Since that first carbon neutral conference in 2008, Pi has been pioneering efforts to make FCSI conferences carbon neutral. Every year, FCSI donates hundreds of trees to be planted in Inner Mongolia to offset the carbon footprint, and over a decade thousands have been planted, most of which Pi has supervised.

“Can you imagine – we actually have a stone plaque in Inner Mongolia, in the middle of where we planted all the trees, with FCSI on it,” she says. Pi is now a committed vegan, author of a bilingual cookbook showing the carbon footprint of every recipe, and she introduced Meatless Mondays across hospitals in Eastern Cluster of Hong Kong.

“I also ran a meat replacement programme, where I took out 30% of meat and replaced it with plant proteins, increased fibre and increased protein at lower cost. Did you know that Hong Kong, per capita, has the highest meat intake in the world?

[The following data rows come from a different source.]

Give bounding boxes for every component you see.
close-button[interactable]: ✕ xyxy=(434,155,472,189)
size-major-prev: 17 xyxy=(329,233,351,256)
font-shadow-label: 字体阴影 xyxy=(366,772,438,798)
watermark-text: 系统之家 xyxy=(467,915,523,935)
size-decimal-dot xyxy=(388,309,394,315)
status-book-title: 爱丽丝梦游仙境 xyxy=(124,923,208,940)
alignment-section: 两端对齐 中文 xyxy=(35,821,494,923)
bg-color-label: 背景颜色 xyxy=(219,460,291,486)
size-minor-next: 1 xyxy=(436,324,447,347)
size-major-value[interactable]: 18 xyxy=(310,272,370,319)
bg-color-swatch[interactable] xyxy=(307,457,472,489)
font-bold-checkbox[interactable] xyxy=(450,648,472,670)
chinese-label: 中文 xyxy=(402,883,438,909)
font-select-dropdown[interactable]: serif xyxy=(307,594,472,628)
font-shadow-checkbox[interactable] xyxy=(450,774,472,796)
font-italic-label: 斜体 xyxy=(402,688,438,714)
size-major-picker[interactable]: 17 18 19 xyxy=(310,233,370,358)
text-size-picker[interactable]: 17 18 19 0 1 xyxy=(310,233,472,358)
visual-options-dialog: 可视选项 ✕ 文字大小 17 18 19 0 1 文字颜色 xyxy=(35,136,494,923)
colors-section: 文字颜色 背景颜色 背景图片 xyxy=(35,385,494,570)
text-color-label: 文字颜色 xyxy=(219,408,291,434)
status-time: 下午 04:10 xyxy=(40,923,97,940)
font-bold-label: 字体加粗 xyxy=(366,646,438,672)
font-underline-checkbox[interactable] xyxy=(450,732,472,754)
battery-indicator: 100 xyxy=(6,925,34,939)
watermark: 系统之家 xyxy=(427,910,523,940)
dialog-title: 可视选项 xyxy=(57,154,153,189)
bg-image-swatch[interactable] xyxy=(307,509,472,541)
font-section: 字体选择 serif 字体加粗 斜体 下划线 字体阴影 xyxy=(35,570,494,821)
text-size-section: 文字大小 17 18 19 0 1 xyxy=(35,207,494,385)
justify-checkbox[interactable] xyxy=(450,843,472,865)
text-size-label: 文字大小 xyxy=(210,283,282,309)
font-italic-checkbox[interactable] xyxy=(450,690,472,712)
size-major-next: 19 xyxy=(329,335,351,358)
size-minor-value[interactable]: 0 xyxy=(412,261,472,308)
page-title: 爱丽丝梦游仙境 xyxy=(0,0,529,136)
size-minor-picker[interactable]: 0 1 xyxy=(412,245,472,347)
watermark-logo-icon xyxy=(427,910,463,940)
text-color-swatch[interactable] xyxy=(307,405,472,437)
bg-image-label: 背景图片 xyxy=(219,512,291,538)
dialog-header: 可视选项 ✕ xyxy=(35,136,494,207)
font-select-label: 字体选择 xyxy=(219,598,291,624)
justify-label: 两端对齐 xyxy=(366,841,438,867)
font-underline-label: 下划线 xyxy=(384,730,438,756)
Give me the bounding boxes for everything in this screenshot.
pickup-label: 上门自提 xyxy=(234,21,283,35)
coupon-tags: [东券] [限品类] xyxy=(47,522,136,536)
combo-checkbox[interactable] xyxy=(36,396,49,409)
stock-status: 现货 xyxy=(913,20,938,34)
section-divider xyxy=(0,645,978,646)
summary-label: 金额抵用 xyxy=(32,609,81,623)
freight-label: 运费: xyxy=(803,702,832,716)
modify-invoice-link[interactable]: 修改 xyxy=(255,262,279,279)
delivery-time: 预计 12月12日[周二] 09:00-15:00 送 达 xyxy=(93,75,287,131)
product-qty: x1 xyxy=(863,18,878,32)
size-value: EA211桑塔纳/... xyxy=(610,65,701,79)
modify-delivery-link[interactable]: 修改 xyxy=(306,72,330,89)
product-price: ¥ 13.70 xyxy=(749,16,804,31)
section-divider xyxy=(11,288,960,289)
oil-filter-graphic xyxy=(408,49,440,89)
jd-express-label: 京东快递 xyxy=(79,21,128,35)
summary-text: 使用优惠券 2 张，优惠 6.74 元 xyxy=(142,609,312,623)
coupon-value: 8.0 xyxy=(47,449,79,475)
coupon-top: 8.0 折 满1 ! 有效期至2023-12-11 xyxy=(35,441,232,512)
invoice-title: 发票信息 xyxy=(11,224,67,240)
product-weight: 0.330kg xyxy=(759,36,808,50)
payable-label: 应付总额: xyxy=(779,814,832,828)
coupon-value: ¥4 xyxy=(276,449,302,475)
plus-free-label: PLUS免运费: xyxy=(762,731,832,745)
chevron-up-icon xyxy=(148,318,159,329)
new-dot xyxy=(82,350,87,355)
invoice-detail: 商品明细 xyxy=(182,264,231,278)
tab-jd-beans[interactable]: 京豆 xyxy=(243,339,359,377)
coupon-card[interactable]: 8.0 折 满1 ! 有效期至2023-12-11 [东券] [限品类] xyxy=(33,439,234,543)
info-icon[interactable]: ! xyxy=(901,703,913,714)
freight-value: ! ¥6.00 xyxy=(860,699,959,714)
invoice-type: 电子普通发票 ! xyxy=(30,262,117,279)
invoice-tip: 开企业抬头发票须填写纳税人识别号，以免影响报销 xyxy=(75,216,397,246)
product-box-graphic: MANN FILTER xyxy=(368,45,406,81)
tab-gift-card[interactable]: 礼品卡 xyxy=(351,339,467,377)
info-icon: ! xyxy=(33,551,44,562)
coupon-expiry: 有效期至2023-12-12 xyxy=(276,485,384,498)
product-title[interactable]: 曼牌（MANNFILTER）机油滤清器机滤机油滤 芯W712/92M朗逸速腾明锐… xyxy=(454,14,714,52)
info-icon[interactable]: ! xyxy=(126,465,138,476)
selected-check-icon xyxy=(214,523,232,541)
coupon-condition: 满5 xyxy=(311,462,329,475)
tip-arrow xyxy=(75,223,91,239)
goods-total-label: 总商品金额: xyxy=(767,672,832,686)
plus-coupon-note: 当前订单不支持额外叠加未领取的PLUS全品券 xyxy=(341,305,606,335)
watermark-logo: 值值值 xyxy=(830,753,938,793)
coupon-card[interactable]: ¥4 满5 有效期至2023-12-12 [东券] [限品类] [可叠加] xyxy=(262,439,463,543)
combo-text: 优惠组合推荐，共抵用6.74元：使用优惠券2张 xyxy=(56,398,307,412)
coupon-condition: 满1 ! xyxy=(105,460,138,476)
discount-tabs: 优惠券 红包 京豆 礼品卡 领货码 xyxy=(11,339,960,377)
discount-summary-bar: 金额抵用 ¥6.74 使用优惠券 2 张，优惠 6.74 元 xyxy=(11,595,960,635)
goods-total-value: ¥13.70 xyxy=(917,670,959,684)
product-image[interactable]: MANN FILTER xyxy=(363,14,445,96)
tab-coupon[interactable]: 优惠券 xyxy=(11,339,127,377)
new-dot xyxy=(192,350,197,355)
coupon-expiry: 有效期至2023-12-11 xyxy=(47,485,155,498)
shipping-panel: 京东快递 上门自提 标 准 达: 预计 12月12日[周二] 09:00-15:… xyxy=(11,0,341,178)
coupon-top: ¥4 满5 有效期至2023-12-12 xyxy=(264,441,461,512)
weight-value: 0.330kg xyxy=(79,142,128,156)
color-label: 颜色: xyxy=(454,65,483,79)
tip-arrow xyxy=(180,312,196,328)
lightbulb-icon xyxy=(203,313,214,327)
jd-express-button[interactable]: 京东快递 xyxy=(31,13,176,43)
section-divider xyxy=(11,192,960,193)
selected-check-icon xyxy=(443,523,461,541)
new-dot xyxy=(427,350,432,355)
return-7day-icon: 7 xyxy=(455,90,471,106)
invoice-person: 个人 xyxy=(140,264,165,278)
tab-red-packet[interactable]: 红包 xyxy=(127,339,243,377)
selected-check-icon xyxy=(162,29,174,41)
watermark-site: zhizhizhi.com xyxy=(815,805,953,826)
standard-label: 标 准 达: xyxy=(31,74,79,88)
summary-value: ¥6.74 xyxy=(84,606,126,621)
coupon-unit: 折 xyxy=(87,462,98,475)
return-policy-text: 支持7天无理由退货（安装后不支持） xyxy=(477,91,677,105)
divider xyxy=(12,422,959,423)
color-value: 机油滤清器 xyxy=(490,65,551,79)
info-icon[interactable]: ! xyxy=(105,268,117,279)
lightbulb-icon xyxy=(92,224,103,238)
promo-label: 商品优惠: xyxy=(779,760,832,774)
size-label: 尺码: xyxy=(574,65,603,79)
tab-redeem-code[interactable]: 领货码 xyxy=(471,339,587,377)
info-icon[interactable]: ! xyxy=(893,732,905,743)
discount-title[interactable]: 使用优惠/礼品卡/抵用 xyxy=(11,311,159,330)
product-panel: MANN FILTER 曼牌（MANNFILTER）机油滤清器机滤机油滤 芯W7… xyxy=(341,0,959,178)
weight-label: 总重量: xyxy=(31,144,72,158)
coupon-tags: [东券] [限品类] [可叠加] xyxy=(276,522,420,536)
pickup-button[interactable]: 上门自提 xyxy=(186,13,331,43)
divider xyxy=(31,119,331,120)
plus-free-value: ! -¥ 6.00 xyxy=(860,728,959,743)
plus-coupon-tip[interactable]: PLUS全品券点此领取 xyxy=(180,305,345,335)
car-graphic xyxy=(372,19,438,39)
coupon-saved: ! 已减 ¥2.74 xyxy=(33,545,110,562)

This is why we are seeing little kids with type 2 diabetes.”

Other FCSI achievements include working with Hotelex Shanghai, where FCSI has an annual exhibition and hosts a series of events, as well as co-ordinating local events for FCSI members, and as head judge leading a panel of FCSI professional members at the FHA Singapore SCI Equipment Awards and the Asian Catering Equipment Awards.

Pi is an adjunct professor at Hong Kong University, and works as a consultant in mainland China for Shanghai Jiahui International Hospital and the China Geriatric Nutrition Society. She is a strong advocate for change in the profession.

“The dietician might be focused on treating the patient in the hospital, but how long is the patient in the hospital? What happens once they are out in the community? You need a good support system across the profession to make sure the patient doesn’t get sick again and need to go back into the hospital,” she says.

“We can’t just look at our own little piece of the industry, and not think more about where our food is coming from. I think if we want to grow as foodservice consultants, and add value for our clients, we can help them in a more holistic way. We need to look at the whole picture.”